Hmm, where do I sign up? You know things are getting bad on FR when we have to resort to discussions of old Star Trek episodes just to cut the undercurrent.
That's where we are then, apparently. It all comes down to the fact that you don't believe Terri ever said it. Because you seem to concede that IF she did say it, there is absolutely nothing untoward about anything the courts or the State of Florida have done - right?
I don't think food and water can legitimately be considered extraordinary means, even if they must be administered through a feeding tube. A living will that demands another person kill you can only be void if there is an inalienable right to life.
You do bring up a great point by inference though, which I think has been inadequately explored, and that is that the thoroughly inhuman method of starvation has been preferred precisely because it is a passive method of killing someone, a way to euthanize without admitting the purpose.
I think ultimately the feeding tube-as-extraordinary-medical-intervention concept will prove to be insufficient to defend the right to life, becoming otherwise an inevitable license to starve patients to death.
They were both in agreement that the bill didn't mandate one.
"Take that typo and run with it, my man."
Some typos actually make a certain sense, like the one under discussion. When that happens, I like to point it out. It's language humor. I like language. Language is my thing.
I guess then my position will have to be that the Florida Statute 765 which authorizes this passive starvation - even with the consent of the patient - is unconstitutional because it cannot be compatible with the right to life.
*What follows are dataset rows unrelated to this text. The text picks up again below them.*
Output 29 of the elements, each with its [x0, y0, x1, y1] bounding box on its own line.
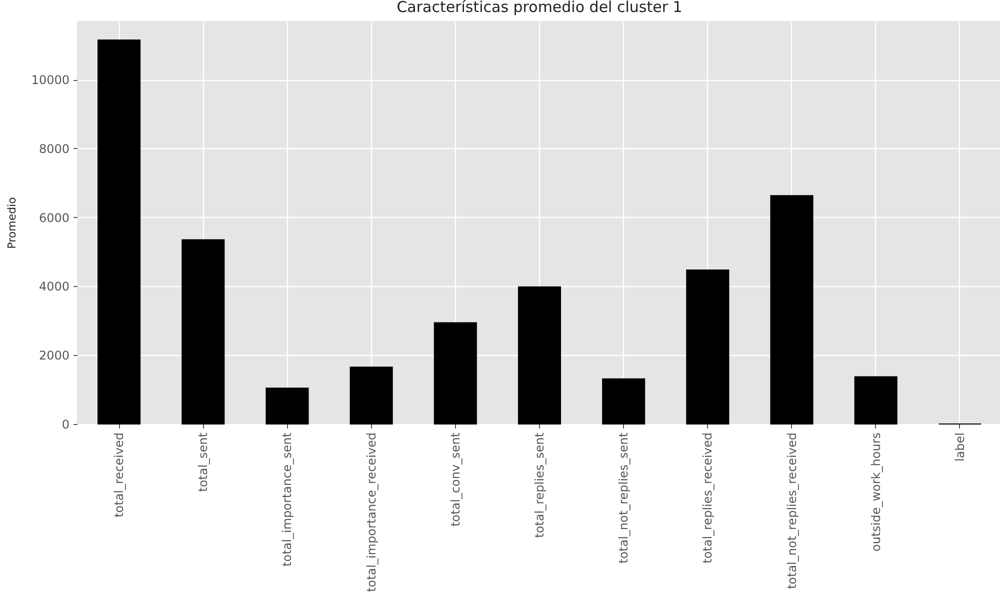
- x-tick-label: total_not_replies_sent: [616, 432, 631, 564]
- bar: [350, 366, 393, 424]
- y-tick-label: 8000: [38, 142, 70, 156]
- y-tick-label: 0: [62, 418, 70, 432]
- x-tick-label: total_received: [112, 432, 126, 518]
- x-tick-label: total_sent: [196, 432, 210, 492]
- x-tick-label: total_importance_sent: [280, 432, 294, 566]
- x-tick-label: label: [952, 432, 967, 462]
- bar: [518, 286, 562, 424]
- bar: [770, 195, 814, 424]
- chart-title: Características promedio del cluster 1: [396, 0, 682, 16]
- y-tick-label: 4000: [38, 280, 70, 294]
- x-tick-label: total_replies_sent: [532, 432, 546, 538]
- y-tick-label: 10000: [31, 73, 70, 88]
- bar: [686, 270, 730, 424]
- y-axis-title: Promedio: [5, 196, 18, 249]
- bar: [182, 239, 225, 424]
- bar: [434, 322, 477, 424]
- x-tick-label: outside_work_hours: [868, 432, 883, 552]
- y-tick-label: 2000: [38, 348, 70, 363]
- y-tick-label: 6000: [38, 210, 70, 225]
- x-tick-label: total_conv_sent: [448, 432, 462, 527]
- bar: [602, 378, 646, 424]
- x-tick-label: total_replies_received: [700, 432, 715, 564]
- bar: [854, 376, 898, 424]
- x-tick-label: total_not_replies_received: [784, 432, 799, 590]
- bar: [266, 388, 309, 424]
- x-tick-label: total_importance_received: [364, 432, 378, 592]
- bar: [98, 39, 141, 424]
I do not see how that can be permitted without having open season on all the helpless who cannot speak for and feed themselves, and I can see it opening up a whole can of worms in the direction of deliberately keeping people incapacitated in order to be able to legally kill them.
I believe this position is well grounded in Article 1, Section 2 of the Florida Constitution where it states "No person shall be deprived of the right to life... due to physical disability".
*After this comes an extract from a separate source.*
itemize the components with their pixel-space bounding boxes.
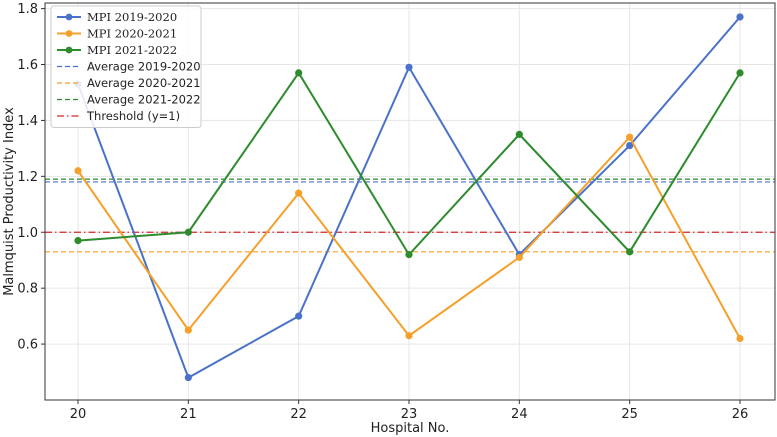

But, according the FL state law, food and water are considered extraordinary means, and there is no difficulty in witholding nourishment. This is legal. Schiavo is NOT committing a legal crime, but perhaps he is committing a moral one. And you can infer what you wish.
Fair enough. I would argue that what an individual legislator hopes, or assumes, is completely irrelevant to the meaning of a bill, and is probably inadmissible for that purpose - if we considered such, the Civil Rights Act would not extend to women, as gender protection was inserted in an effort to kill the bill. The only "legislative intent" that matters is the intention of the legislature for what the law will require - not what collateral effect it is hoped to have.